25 Wilmer wrapped the twine around the bamboo several times and made sure it was taut enough to support the teepee structure.
26 All the teepees are done - they look quite artistic in the garden.
27 The tomato plants have a lot of room to climb, keeping delicious fruits off the ground.
28 Next, Wilmer gently tied the stems to the bamboo uprights to give them a bit of direction.The loop around the plant stem should be just tight enough to keep the vine secure, but not break it.
29 To keep the stems from getting crushed, I taught all the outdoor grounds crew members to twist the twine several times before securing to the bamboo.
30 Wilmer cuts off the ends of the twine to keep it tidy.
31 Securing the tomato plants is a time consuming process, but very crucial to good plant growth and performance.
32 These plants look so much better when kept upright and neat.
33 This week, there are lots of tomatoes growing on the vines.
34 There are several types of tomatoes available, including globe tomatoes used in processing, and for fresh eating. Beefsteak are large, often used for sandwiches. Oxheart tomatoes vary in size and are shaped like large strawberries. Plum tomatoes are usually oblong, and used in tomato sauces. Cherry tomatoes are small round, often sweet and eaten whole. Campari tomatoes are sweet and juicy and of small to medium size.
35 In another couple weeks, many of these tomatoes will be ready to harvest.
36 93-percent of American gardeners grow tomatoes in their yards, and according to the U.S. Department of Agriculture, most Americans eat between 22 and 24 pounds of tomatoes per person, per year - this includes tomatoes in sauces.

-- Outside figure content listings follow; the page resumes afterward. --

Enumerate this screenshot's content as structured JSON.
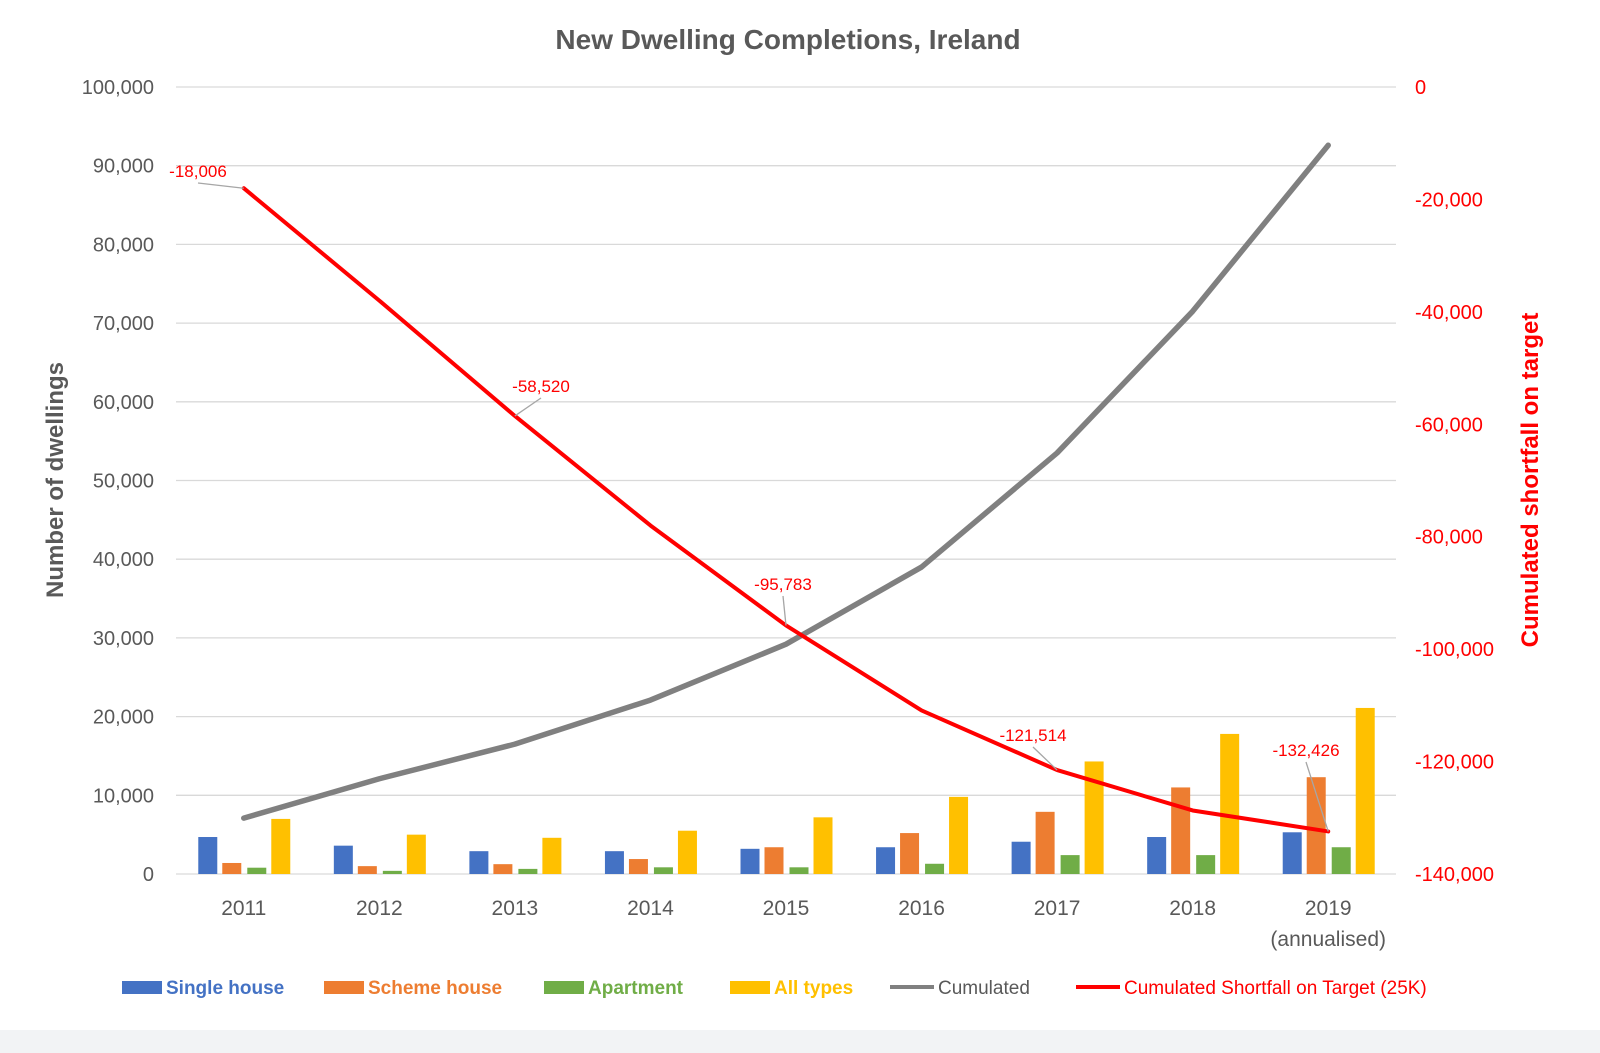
{
  "chart_data": {
    "type": "bar",
    "title": "New Dwelling Completions, Ireland",
    "ylabel": "Number of dwellings",
    "y2label": "Cumulated shortfall on target",
    "ylim": [
      0,
      100000
    ],
    "y2lim": [
      -140000,
      0
    ],
    "yticks": [
      "0",
      "10,000",
      "20,000",
      "30,000",
      "40,000",
      "50,000",
      "60,000",
      "70,000",
      "80,000",
      "90,000",
      "100,000"
    ],
    "y2ticks": [
      "-140,000",
      "-120,000",
      "-100,000",
      "-80,000",
      "-60,000",
      "-40,000",
      "-20,000",
      "0"
    ],
    "categories": [
      "2011",
      "2012",
      "2013",
      "2014",
      "2015",
      "2016",
      "2017",
      "2018",
      "2019"
    ],
    "category_sublabels": [
      "",
      "",
      "",
      "",
      "",
      "",
      "",
      "",
      "(annualised)"
    ],
    "grid": true,
    "legend_position": "bottom",
    "series": [
      {
        "name": "Single house",
        "kind": "bar",
        "axis": "left",
        "color": "#4472c4",
        "values": [
          4700,
          3600,
          2900,
          2900,
          3200,
          3400,
          4100,
          4700,
          5300
        ]
      },
      {
        "name": "Scheme house",
        "kind": "bar",
        "axis": "left",
        "color": "#ed7d31",
        "values": [
          1400,
          1000,
          1250,
          1900,
          3400,
          5200,
          7900,
          11000,
          12300
        ]
      },
      {
        "name": "Apartment",
        "kind": "bar",
        "axis": "left",
        "color": "#70ad47",
        "values": [
          800,
          400,
          650,
          850,
          850,
          1300,
          2400,
          2400,
          3400
        ]
      },
      {
        "name": "All types",
        "kind": "bar",
        "axis": "left",
        "color": "#ffc000",
        "values": [
          7000,
          5000,
          4600,
          5500,
          7200,
          9800,
          14300,
          17800,
          21100
        ]
      },
      {
        "name": "Cumulated",
        "kind": "line",
        "axis": "left",
        "color": "#808080",
        "values": [
          7100,
          12100,
          16500,
          22100,
          29200,
          39000,
          53500,
          71500,
          92600
        ]
      },
      {
        "name": "Cumulated Shortfall on Target (25K)",
        "kind": "line",
        "axis": "right",
        "color": "#ff0000",
        "values": [
          -18006,
          -38000,
          -58520,
          -78000,
          -95783,
          -110900,
          -121514,
          -128700,
          -132426
        ]
      }
    ],
    "data_labels": [
      {
        "category": "2011",
        "text": "-18,006"
      },
      {
        "category": "2013",
        "text": "-58,520"
      },
      {
        "category": "2015",
        "text": "-95,783"
      },
      {
        "category": "2017",
        "text": "-121,514"
      },
      {
        "category": "2019",
        "text": "-132,426"
      }
    ]
  }
}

37 Most tomato plant varieties need between 50 and 90 days to mature. Planting can also be staggered to produce early, mid and late season tomato harvests.
38 It's a a good idea to grow a range of varieties, including at least one or two disease-resistant types, since, of all veggies, tomatoes tend to be the most susceptible to disease.
39 Here are the tomato plants now - very soon, we will have many, many delicious tomatoes to enjoy - I can't wait. How are your tomatoes doing this year?